The authors declare that they have no conflict of interest.

Figures

**Fig. 1. Vaccine candidates and immunization schedule.**
Western blot analyses of Middle East respiratory syndrome coronavirus (MERS-CoV) S and inactivated whole MERS-CoV(IV) vaccines using mouse anti-S (a) and anti-NP monoclonal antibodies (mAbs) (b). Schematic of the study (c)
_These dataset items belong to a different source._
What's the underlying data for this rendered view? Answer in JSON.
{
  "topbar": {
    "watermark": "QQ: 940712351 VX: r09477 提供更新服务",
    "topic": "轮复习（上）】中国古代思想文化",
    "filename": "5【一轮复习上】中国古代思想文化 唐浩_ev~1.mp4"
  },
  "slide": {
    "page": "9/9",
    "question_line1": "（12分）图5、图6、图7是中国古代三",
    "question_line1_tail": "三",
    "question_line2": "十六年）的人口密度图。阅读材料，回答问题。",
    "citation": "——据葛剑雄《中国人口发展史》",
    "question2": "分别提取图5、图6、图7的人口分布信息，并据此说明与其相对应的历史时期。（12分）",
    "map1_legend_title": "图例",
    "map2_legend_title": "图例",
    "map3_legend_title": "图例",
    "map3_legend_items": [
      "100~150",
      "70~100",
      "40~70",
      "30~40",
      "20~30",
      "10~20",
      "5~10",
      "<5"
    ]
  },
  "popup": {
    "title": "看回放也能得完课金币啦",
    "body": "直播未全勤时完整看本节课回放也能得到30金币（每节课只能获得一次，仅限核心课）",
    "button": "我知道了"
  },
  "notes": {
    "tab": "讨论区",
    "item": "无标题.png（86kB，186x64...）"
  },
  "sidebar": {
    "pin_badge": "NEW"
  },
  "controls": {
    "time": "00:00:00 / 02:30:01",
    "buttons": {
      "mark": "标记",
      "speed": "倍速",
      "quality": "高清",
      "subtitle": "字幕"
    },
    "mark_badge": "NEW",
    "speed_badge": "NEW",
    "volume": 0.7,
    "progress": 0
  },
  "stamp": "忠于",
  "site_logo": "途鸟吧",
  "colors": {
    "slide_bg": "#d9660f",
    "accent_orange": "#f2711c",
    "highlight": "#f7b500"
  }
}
**Fig. 2. Antigen-specific IgG response after vaccination.**
Anti-S (a) and anti-NP (b) specific IgGs were detected at 2, 6, and 10 weeks. S protein-specific antibody isotypes induced by vaccination after 10 weeks (c). Values are the means ± standard error of the mean (SEM). Significant values are defined by *P < 0.05, **P < 0.01 and ***P < 0.001

**Fig. 3. Envelope (E) and membrane (M)-specific immune responses following vaccination with IV vaccine as determined by Western blotting (WB) and indirect immunofluorescence assay (IFA).**
Samples were collected from 293 T cells that were transiently transfected with the pCAGGS-E (E), pCAGGS-M (M) or control plasmid pCAGGS at 24 h post-transfection and subjected to WB (a) or IFA (b) using IV-immunized mouse serum at a 1:400 dilution as the primary antibody

**Fig. 4. Neutralizing antibodies induced by S protein and IV vaccine against MERS-CoV pseudovirus particles and MERS-CoV.**
Neutralizing antibody titers against MERS-CoV pseudovirus particles. (a, b) and MERS-CoV (c, d) were determined by plaque reduction neutralization assays at 6 and 10 weeks. Representative results of the plaque reduction neutralization (PRNT) assay for the detection of neutralization activity in the sera of mice (e). Approximately 30 pfu of the virus stock (hCoV-EMC) was used to infect Vero cells in 12-well plates with or without heat-inactivated sera from immunized mice 2 weeks after the third immunization. PRNT50 was calculated after the plaques were counted. Significant values are defined by **p < 0.01.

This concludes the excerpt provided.